Ukraine-Gipfel in Brüssel: Weitere Militärhilfe für Kyjiw
Die EU will für Aufrüstung 150 Milliarden Euro Schulden aufnehmen. Auch die Mitgliedstaaten müssen ran. Nichtsdestotrotz ist die EU in der Defensive.

Die EU sagte weitere Militärhilfe für die Ukraine zu. Außerdem will Europa nun selbst massiv aufrüsten, um Russland notfalls auch allein die Stirn zu bieten. EU-Kommissionspräsidentin Ursula von der Leyen hat dazu einen „Wiederbewaffnungs-Plan“ vorgelegt, der bis zu 800 Milliarden Euro mobilisieren soll.
Allerdings muss die EU dafür neue Schulden aufnehmen – die Rede ist von 150 Milliarden Euro. Den Rest müssten die 27 Mitgliedsstaaten selbst finanzieren, zumeist ebenfalls durch Neuverschuldung. Dafür will die EU-Kommission die strikten Schuldenregeln lockern. Bundeskanzler Olaf Scholz forderte sogar, die Regeln komplett zu überarbeiten.
Das Ziel sei, „dass Europa selber in der Lage ist, seine Sicherheit zu stärken“, erklärte Scholz.
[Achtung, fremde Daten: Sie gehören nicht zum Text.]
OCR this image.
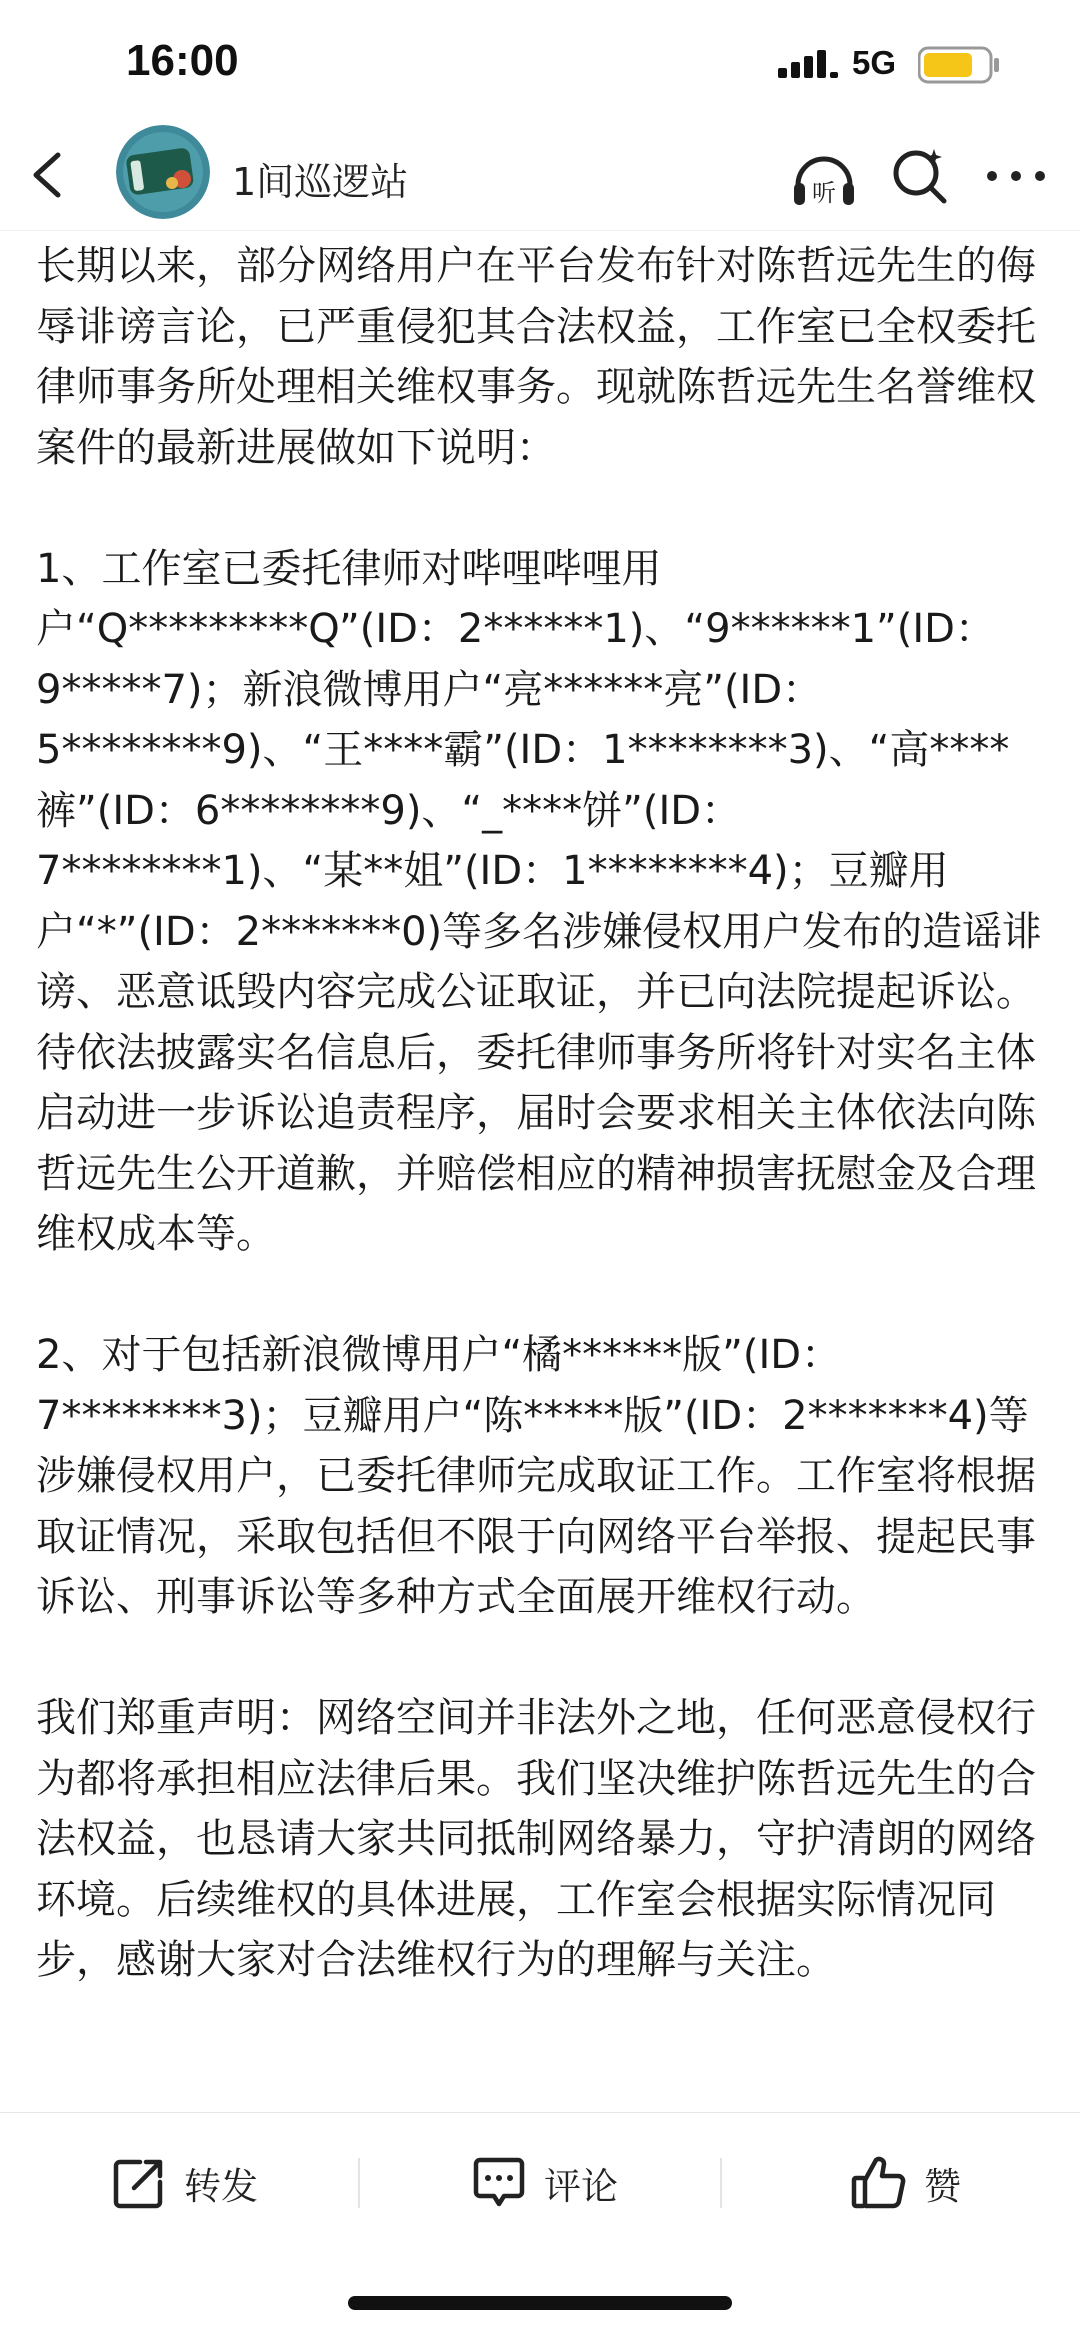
16:00	5G
1间巡逻站	听

长期以来，部分网络用户在平台发布针对陈哲远先生的侮辱诽谤言论，已严重侵犯其合法权益，工作室已全权委托律师事务所处理相关维权事务。现就陈哲远先生名誉维权案件的最新进展做如下说明：

1、工作室已委托律师对哔哩哔哩用户“Q*********Q”(ID：2******1)、“9******1”(ID：9*****7)；新浪微博用户“亮******亮”(ID：5********9)、“王****霸”(ID：1********3)、“高****裤”(ID：6********9)、“_****饼”(ID：7********1)、“某**姐”(ID：1********4)；豆瓣用户“*”(ID：2*******0)等多名涉嫌侵权用户发布的造谣诽谤、恶意诋毁内容完成公证取证，并已向法院提起诉讼。待依法披露实名信息后，委托律师事务所将针对实名主体启动进一步诉讼追责程序，届时会要求相关主体依法向陈哲远先生公开道歉，并赔偿相应的精神损害抚慰金及合理维权成本等。

2、对于包括新浪微博用户“橘******版”(ID：7********3)；豆瓣用户“陈*****版”(ID：2*******4)等涉嫌侵权用户，已委托律师完成取证工作。工作室将根据取证情况，采取包括但不限于向网络平台举报、提起民事诉讼、刑事诉讼等多种方式全面展开维权行动。

我们郑重声明：网络空间并非法外之地，任何恶意侵权行为都将承担相应法律后果。我们坚决维护陈哲远先生的合法权益，也恳请大家共同抵制网络暴力，守护清朗的网络环境。后续维权的具体进展，工作室会根据实际情况同步，感谢大家对合法维权行为的理解与关注。

转发	评论	赞
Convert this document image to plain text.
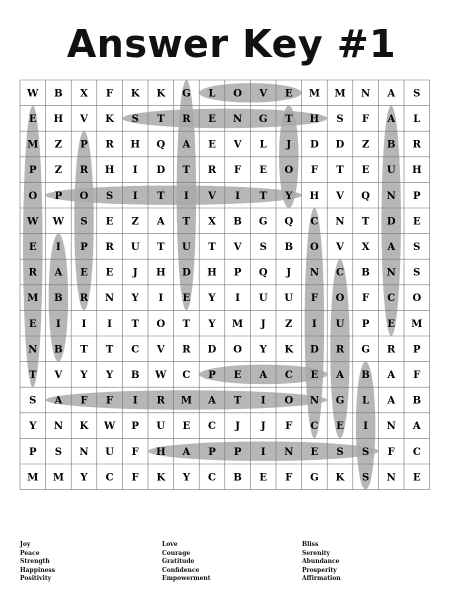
Answer Key #1
W B X F K K G L O V E M M N A S
E H V K S T R E N G T H S F A L
M Z P R H Q A E V L J D D Z B R
P Z R H I D T R F E O F T E U H
O P O S I T I V I T Y H V Q N P
W W S E Z A T X B G Q C N T D E
E I P R U T U T V S B O V X A S
R A E E J H D H P Q J N C B N S
M B R N Y I E Y I U U F O F C O
E I I I T O T Y M J Z I U P E M
N B T T C V R D O Y K D R G R P
T V Y Y B W C P E A C E A B A F
S A F F I R M A T I O N G L A B
Y N K W P U E C J J F C E I N A
P S N U F H A P P I N E S S F C
M M Y C F K Y C B E F G K S N E
Joy
Peace
Strength
Happiness
Positivity
Love
Courage
Gratitude
Confidence
Empowerment
Bliss
Serenity
Abundance
Prosperity
Affirmation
Europa müsse sich „dem von Russland initiierten Wettrüsten“ stellen und es auch „gewinnen“, forderte Polens Regierungschef Donald Tusk. Man sei an einem „Wendepunkt“ angelangt, betonte von der Leyen.
Markige Worte
Die markigen Worte können aber nicht darüber hinwegtäuschen, dass die EU in der Defensive ist. Auch für die Ukraine sieht es nicht gut aus. Trump hat die US-Militärhilfe ausgesetzt und den Zugang zu Satellitendaten und anderen Geheimdienstinformationen beschränkt. Dies hilft Russlands Militär, das immer mehr Gelände gewinnt.
Die EU will nun versuchen, die fehlenden US-Hilfen zu kompensieren. Allerdings verfügt sie bisher nicht über die nötigen Kapazitäten – es fehlt an Satelliten, Raketen und kriegswichtigen Daten. Diese lassen sich auch nicht kurzfristig beschaffen. Zudem hat die EU keinen eigenen Friedensplan, den sie Trump entgegensetzen könnte.
Ungarn und die Slowakei haben zwar gefordert, die Europäer sollten selbst in Verhandlungen mit Russland eintreten. Damit stehen sie allerdings allein. Selenskyj sagte nach dem Eklat im Weißen Haus, er sei „bereit, unter der starken Führung von Präsident Trump zu arbeiten, um einen dauerhaften Frieden zu bekommen“.
Die Europäer kämen nach den bisherigen Planungen erst nach einem möglichen Waffenstillstand ins Spiel – mit Friedenstruppen, die Russland von einem neuen Angriff abhalten sollen. Doch außer Frankreich und Großbritannien hat sich noch kein großes europäisches Land bereit erklärt, Truppen zu stellen. Deutschland und Polen winken ab.
Klare Ablehnung
Erschwerend kommt hinzu, dass die USA keine Sicherheits-Garantien geben wollen – und dass Russland die Friedenstruppen entschieden ablehnt. „Wir sind strikt gegen solche Maßnahmen, sie bedeuten eine offizielle Beteiligung der Nato-Truppen am Krieg gegen Russland“, warnte der russische Außenminister Sergej Lawrow in Moskau.
Russland wendet sich auch gegen die geplante Aufrüstung der EU. Mit seiner Äußerung über eine angebliche Bedrohung durch Russland bringe Frankreichs Präsident Emmanuel Macron den Westen an den Rand eines neuen Weltkrieges, hieß es in Moskau. „Eine solche Fehlanalyse führt zu fatalen Fehlern“, warnte der einflussreiche russische Senator Konstantin Kossatschow.
Macron hatte am Mittwochabend in einer Fernsehansprache erklärt, Russland stelle eine akute Gefahr für Frankreich und Europa dar. Zudem hat er sich offen für Gespräche über den Einsatz französischer Atomwaffen zum Schutz europäischer Staaten gezeigt. Damit reagierte er auf entsprechende Überlegungen von CDU-Chef Friedrich Merz.
Kanzler Scholz (SPD) winkte jedoch beim EU-Gipfel ab. Der bestehende US-Nuklearschirm habe sich bewährt und sollte „nicht aufgegeben werden“, sagte er in Brüssel.